Tiga personel Kodim 1008/Tjg dan tiga personel Kompi A Yonif 621/Mtg yang menjadi petugas tetap Covid-19, bekerja sama dengan Dinas Kesehatan Tabalong, menggelar simulasi prosesi pemakaman jenazah Covid-19 bertempat di RS Badaruddin Kasim Maburai.
Menurut Dandim 1008/Tanjung, Letkol Inf Ras Lambang Yudha, pemberian materi APD dan langkah-langkah pemakaman jenazah dengan protokol kesehatan, sangat penting agar setiap personel jajaran 1008/Tanjung lebih mengerti tentang APD, cara pemakaiannya, serta dalam penerapan mengevakuasi atau membantu masyarakat Tabalong.
“Penggunaan APD saat mengevakuasi dan membantu masyarakat yang terkonfirm Covid-19, sangat diperlukan sebagai upaya melindungi diri dari penularan, serta memutus rantai penyebarannya” jelas dandim.
Melalui simulasi, sambung dandim, ingin mengetahui kemampuan dan kesiapan para anggota dalam hal penanganan korban Covid-19 yang meninggal di wilayah.

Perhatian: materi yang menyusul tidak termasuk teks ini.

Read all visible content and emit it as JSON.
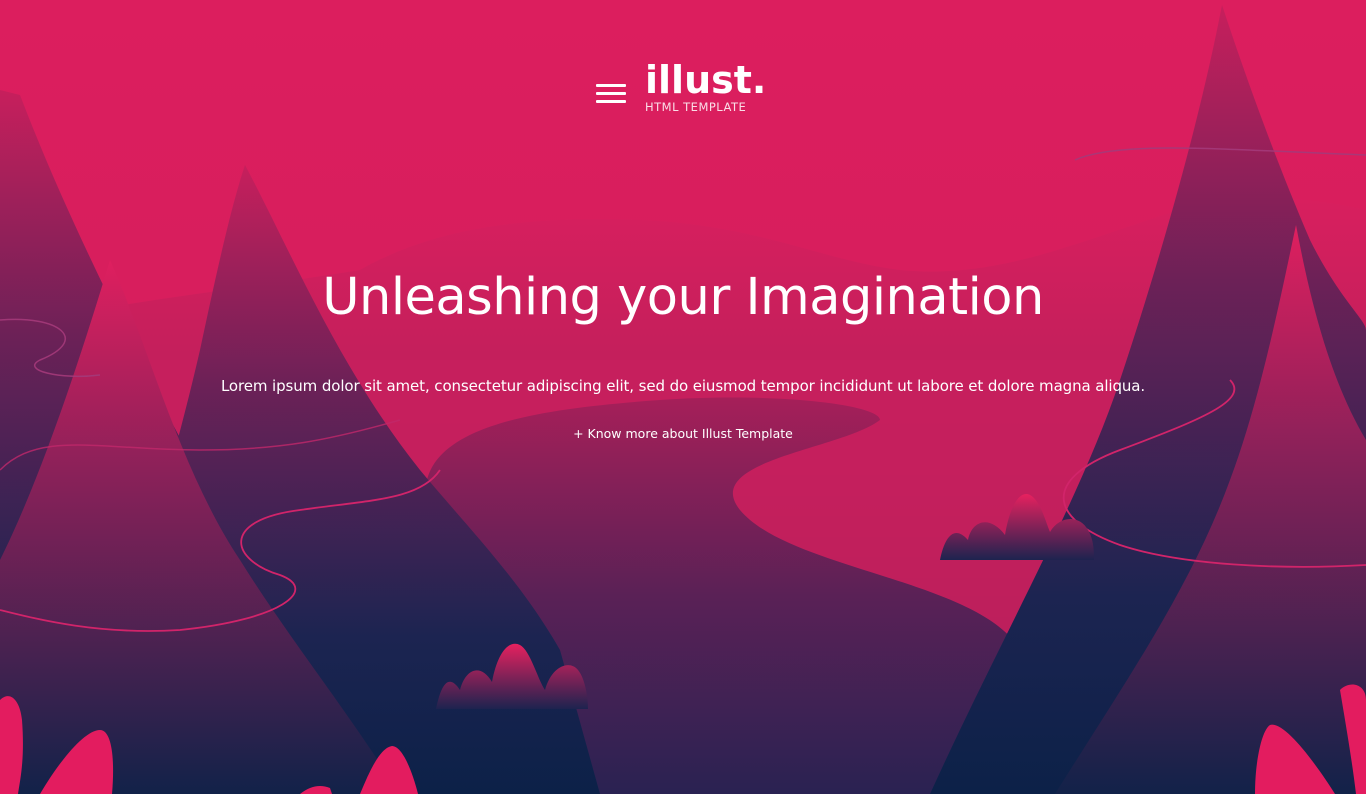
{
  "logo": {
    "title": "illust.",
    "subtitle": "HTML TEMPLATE"
  },
  "nav": {
    "menu_icon": "hamburger-menu-icon"
  },
  "hero": {
    "title": "Unleashing your Imagination",
    "text": "Lorem ipsum dolor sit amet, consectetur adipiscing elit, sed do eiusmod tempor incididunt ut labore et dolore magna aliqua.",
    "link": "+ Know more about Illust Template"
  },
  "colors": {
    "sky": "#d91d5d",
    "navy": "#0f2148",
    "pink": "#e31c5f",
    "text": "#ffffff"
  }
}
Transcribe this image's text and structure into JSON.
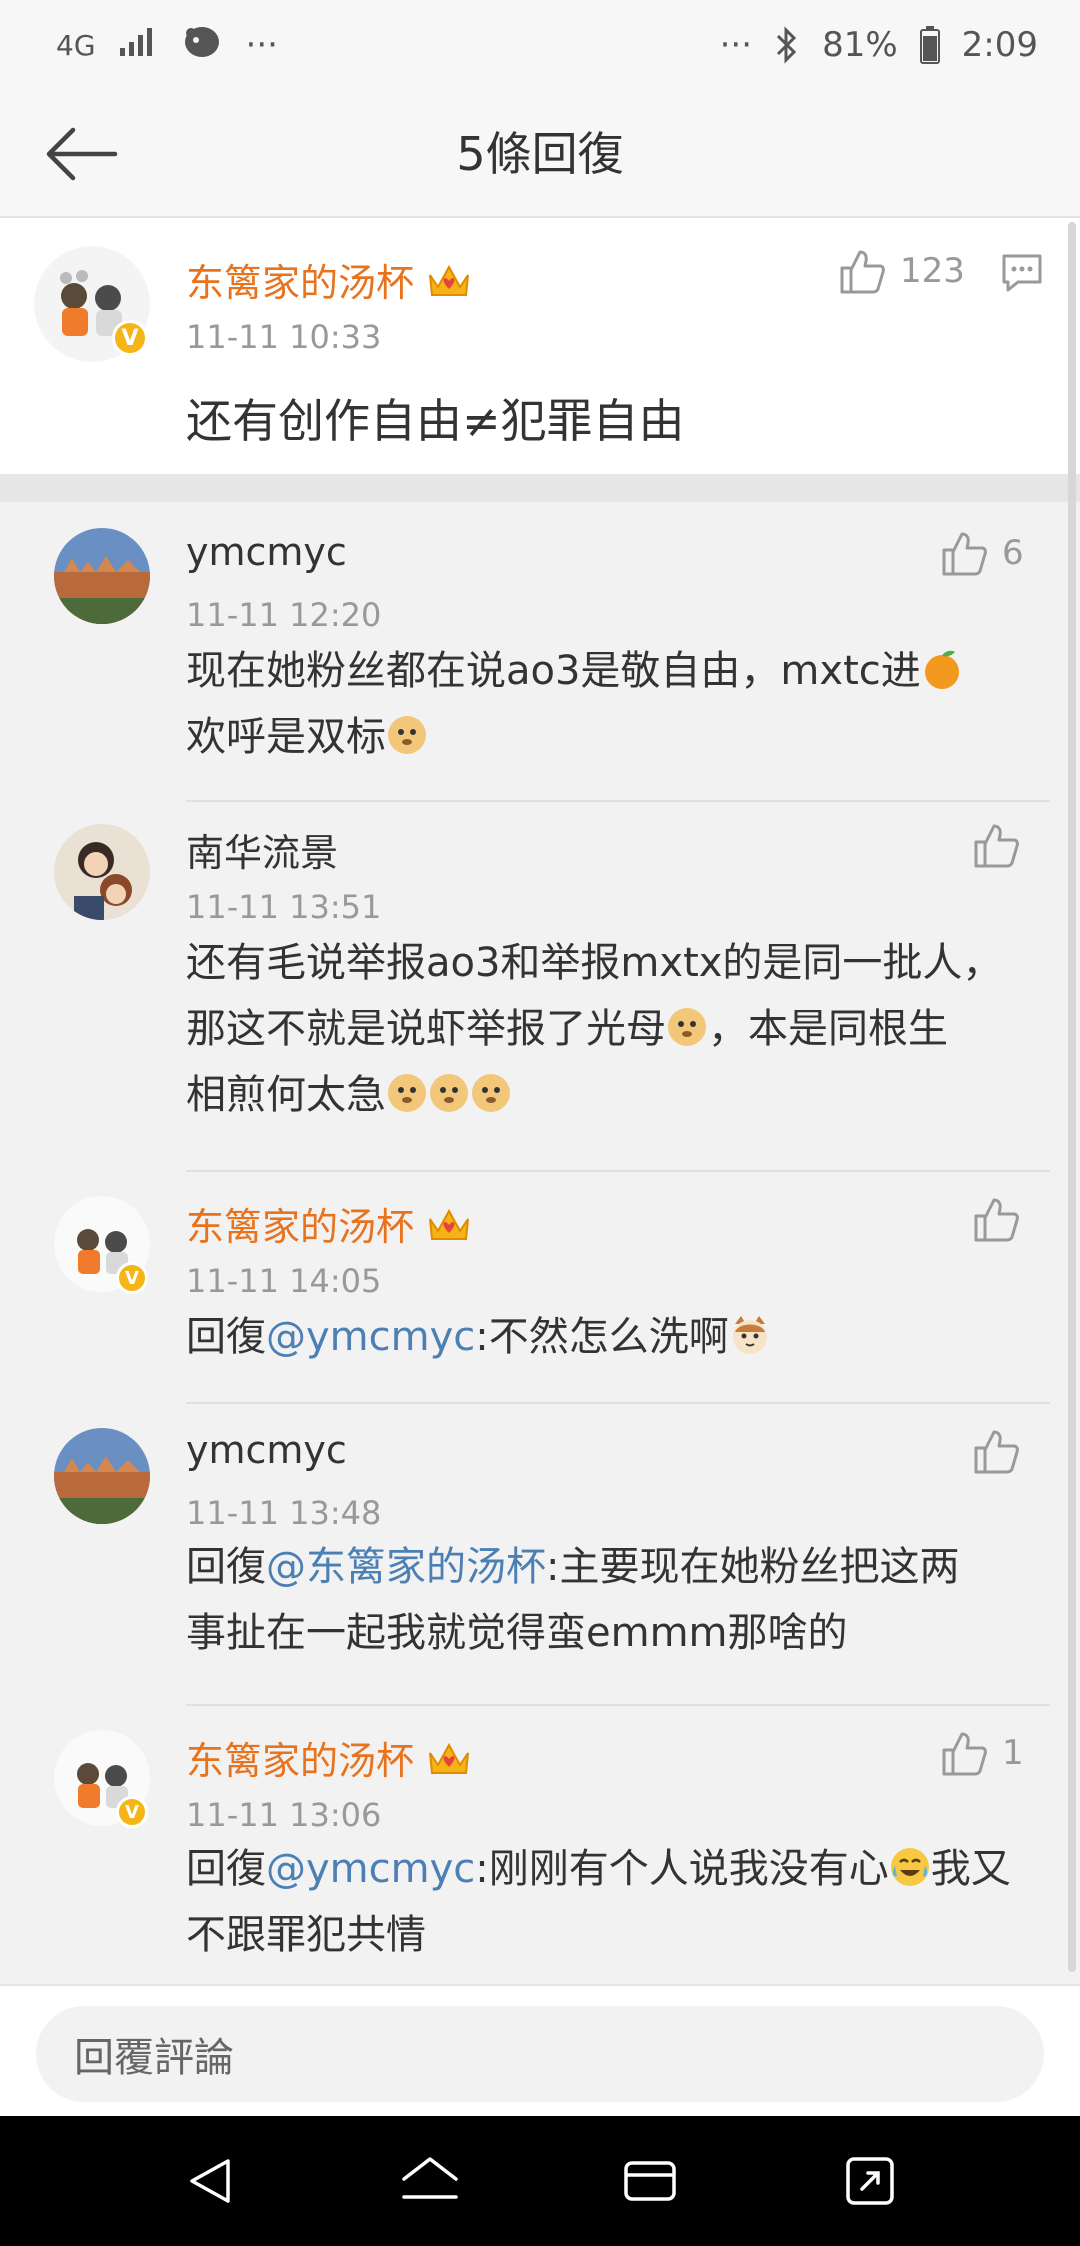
{
  "status_bar": {
    "network": "4G",
    "more_left": "···",
    "more_right": "···",
    "battery": "81%",
    "time": "2:09"
  },
  "header": {
    "title": "5條回復"
  },
  "main_comment": {
    "author": "东篱家的汤杯",
    "time": "11-11 10:33",
    "likes": "123",
    "text": "还有创作自由≠犯罪自由"
  },
  "replies": [
    {
      "author": "ymcmyc",
      "author_style": "plain",
      "time": "11-11 12:20",
      "likes": "6",
      "text_lines": [
        "现在她粉丝都在说ao3是敬自由，mxtc进",
        "欢呼是双标"
      ]
    },
    {
      "author": "南华流景",
      "author_style": "plain",
      "time": "11-11 13:51",
      "likes": "",
      "text_lines": [
        "还有毛说举报ao3和举报mxtx的是同一批人，",
        "那这不就是说虾举报了光母",
        "，本是同根生",
        "相煎何太急"
      ]
    },
    {
      "author": "东篱家的汤杯",
      "author_style": "orange",
      "time": "11-11 14:05",
      "likes": "",
      "prefix": "回復",
      "mention": "@ymcmyc",
      "text": ":不然怎么洗啊"
    },
    {
      "author": "ymcmyc",
      "author_style": "plain",
      "time": "11-11 13:48",
      "likes": "",
      "prefix": "回復",
      "mention": "@东篱家的汤杯",
      "text": ":主要现在她粉丝把这两",
      "text_line2": "事扯在一起我就觉得蛮emmm那啥的"
    },
    {
      "author": "东篱家的汤杯",
      "author_style": "orange",
      "time": "11-11 13:06",
      "likes": "1",
      "prefix": "回復",
      "mention": "@ymcmyc",
      "text": ":刚刚有个人说我没有心",
      "text_after_emoji": "我又",
      "text_line2": "不跟罪犯共情"
    }
  ],
  "reply_bar": {
    "placeholder": "回覆評論"
  },
  "colors": {
    "accent_orange": "#e8731f",
    "mention_blue": "#4c7fb3",
    "vip_gold": "#f6b516"
  }
}
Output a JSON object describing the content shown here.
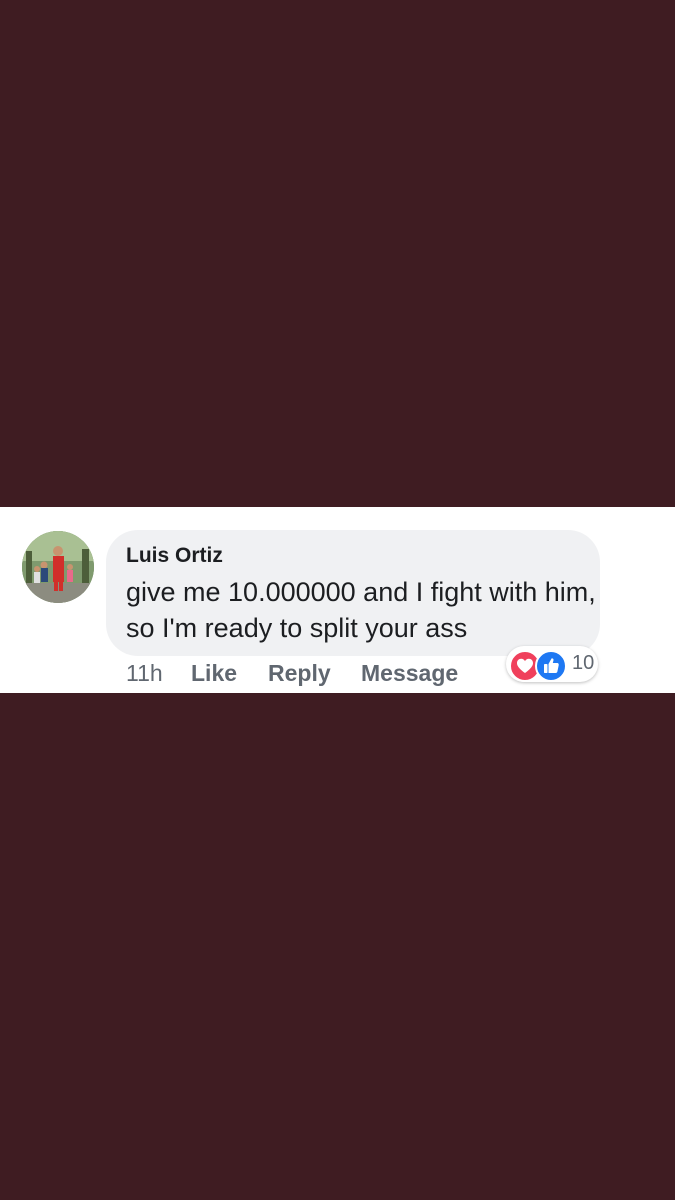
{
  "comment": {
    "author": "Luis Ortiz",
    "text": "give me 10.000000 and I fight with him, so I'm ready to split your ass",
    "time": "11h",
    "actions": {
      "like": "Like",
      "reply": "Reply",
      "message": "Message"
    },
    "reactions": {
      "icons": [
        "love-icon",
        "like-icon"
      ],
      "count": "10"
    }
  },
  "colors": {
    "background": "#3f1c22",
    "bubble": "#f0f1f3",
    "love": "#f0405c",
    "like": "#1e78f3"
  }
}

“Sehingga apabila hal tersebut terjadi, setidaknya kami sudah siap untuk melaksanakan tugas tersebut,” imbuhnya.
Latihan dimulai dengan pengetahuan bagaimana cara penggunaan dan melepas APD yang benar, yang kemudian langsung dipraktekkan cara penggunaannya oleh tim penanggulangan Covid-19.
Kemudian dilanjutkan dengan beberapa langkah yang dilakukan, terkait penanganan prosesi pemakaman jenazah. Hingga cara melepaskan APD dan cara penseterilan personil setelah pemakaman.
Serda Syarifuddin yang ikut dalam pelatihan penanganan Covid-19 dengan protokoler kesehatan, mengaku siap siaga dan siap digerakkan bersama tim gugus tugas Covid-19, demi menangani pandemi di Wilayah Kabupaten Tabalong. (sri/foto: ist)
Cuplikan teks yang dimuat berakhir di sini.